Der Rapper und Autor Gaël Faye schreibt in seinem ersten Roman über die eigene Kindheit und beginnende Jugend in Burundi, einem kleinen Nachbarstaat von Ruanda, auf den sich der Konflikt und später Völkermord zwischen Hutu und Tutsi ebenso katastrophal auswirkte, wie auf den bekannteren Nachbarn Ruanda.

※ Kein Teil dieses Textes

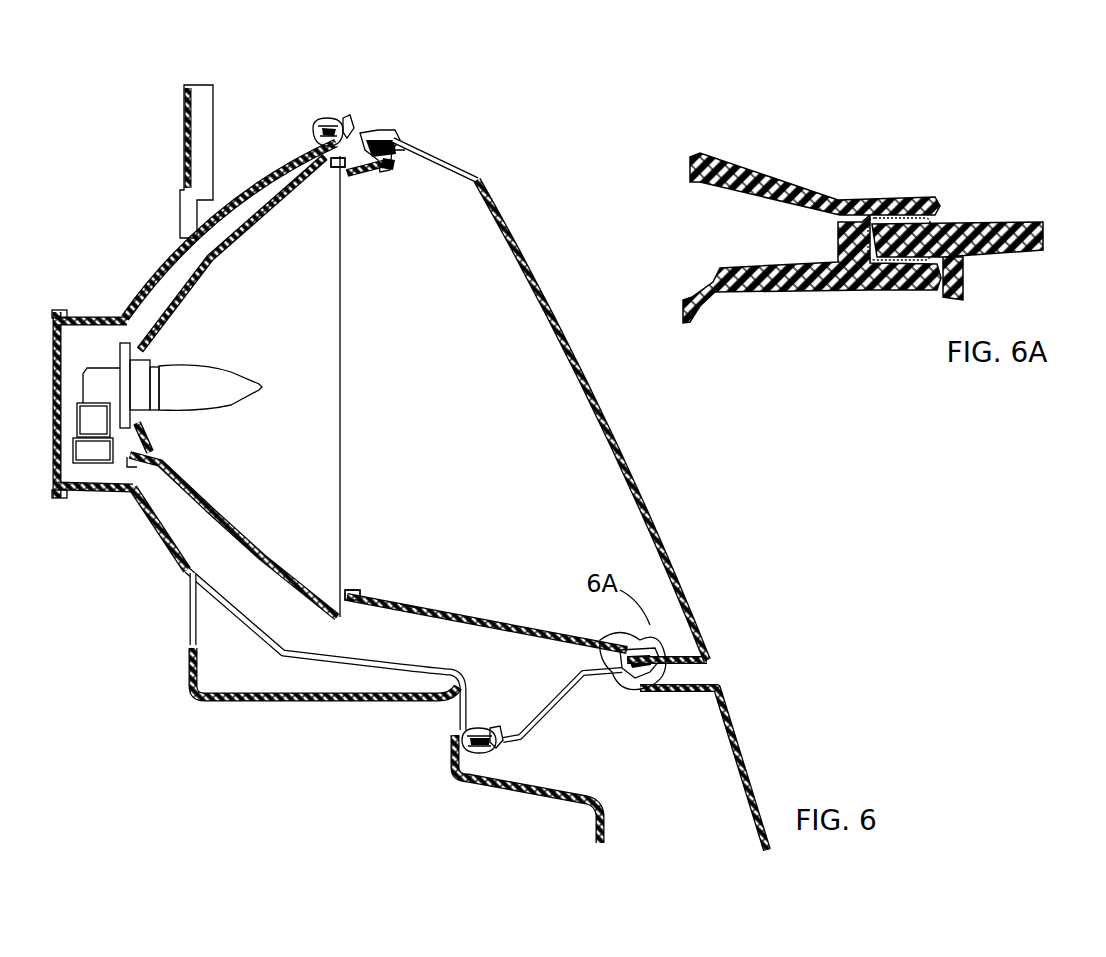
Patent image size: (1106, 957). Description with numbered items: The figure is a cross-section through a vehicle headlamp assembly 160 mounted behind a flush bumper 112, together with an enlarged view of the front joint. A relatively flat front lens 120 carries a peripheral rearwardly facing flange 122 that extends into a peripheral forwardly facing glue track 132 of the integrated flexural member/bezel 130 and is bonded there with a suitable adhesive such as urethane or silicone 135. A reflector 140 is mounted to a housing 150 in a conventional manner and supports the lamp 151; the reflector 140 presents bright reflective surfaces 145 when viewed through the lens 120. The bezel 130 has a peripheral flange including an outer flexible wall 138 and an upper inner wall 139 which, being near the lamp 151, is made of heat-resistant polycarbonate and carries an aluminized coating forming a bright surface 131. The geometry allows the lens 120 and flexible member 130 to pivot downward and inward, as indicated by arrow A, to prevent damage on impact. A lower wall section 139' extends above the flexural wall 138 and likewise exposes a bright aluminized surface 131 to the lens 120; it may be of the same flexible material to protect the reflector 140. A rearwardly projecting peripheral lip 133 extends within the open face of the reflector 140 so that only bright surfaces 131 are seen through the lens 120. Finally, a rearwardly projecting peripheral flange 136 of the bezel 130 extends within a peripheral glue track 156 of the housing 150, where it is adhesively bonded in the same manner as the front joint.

In FIG. 6, the flush bumper 112 is at (735, 712).
In FIG. 6, the front lens 120 is at (663, 503).
In FIG. 6, the rearwardly facing flange 122 is at (395, 150).
In FIG. 6A, the rearwardly facing flange 122 is at (940, 226).
In FIG. 6, the flexural member/bezel 130 is at (396, 597).
In FIG. 6, the bright surface 131 is at (358, 178).
In FIG. 6, the glue track 132 is at (377, 132).
In FIG. 6A, the glue track 132 is at (918, 296).
In FIG. 6, the peripheral lip 133 is at (335, 168).
In FIG. 6A, the bonding adhesive 135 is at (903, 213).
In FIG. 6, the rearwardly projecting peripheral flange 136 is at (348, 118).
In FIG. 6, the outer flexible wall 138 is at (540, 735).
In FIG. 6, the upper inner wall 139 is at (401, 205).
In FIG. 6, the lower wall section 139' is at (434, 628).
In FIG. 6, the reflector 140 is at (182, 305).
In FIG. 6, the bright reflective surfaces 145 is at (208, 512).
In FIG. 6, the housing 150 is at (150, 256).
In FIG. 6, the lamp 151 is at (218, 408).
In FIG. 6, the glue track 156 is at (330, 120).
In FIG. 6, the headlamp assembly 160 is at (709, 429).
In FIG. 6, the arrow A is at (492, 357).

Wir begleiten den Ich-Erzähler Gabriel, kurz Gaby, der das Alter Ego von Gaël Faye darstellt, in seine Kindheit, die zunächst von sehr alltäglichen Beobachtungen geprägt ist. Seine Mutter ist als Tutsi vor vielen Jahren mit ihrer Familie aus Ruanda geflohen, der Vater ist Franzose, der als weltoffener junger Hippie in das kleine afrikanische Land Burundi reiste, sich in Gabys zukünftige Mutter verliebte und blieb. Schritt für Schritt drängt sich in den unbeschwerten Alltag des Jungen der Konflikt zwischen den Bevölkerungsgruppen, immer stärker radikalisieren sich Personen im sozialen Umfeld Gabys. Mit unserem heutigen Wissen sehen wir die politisch-gesellschaftliche Katastrophe herannahen und müssen miterleben wie Gaby und seine Familie davon überrollt wird, bis er dann zusammen mit der Schwester ins französische „Mutterland“ ausgeflogen wird.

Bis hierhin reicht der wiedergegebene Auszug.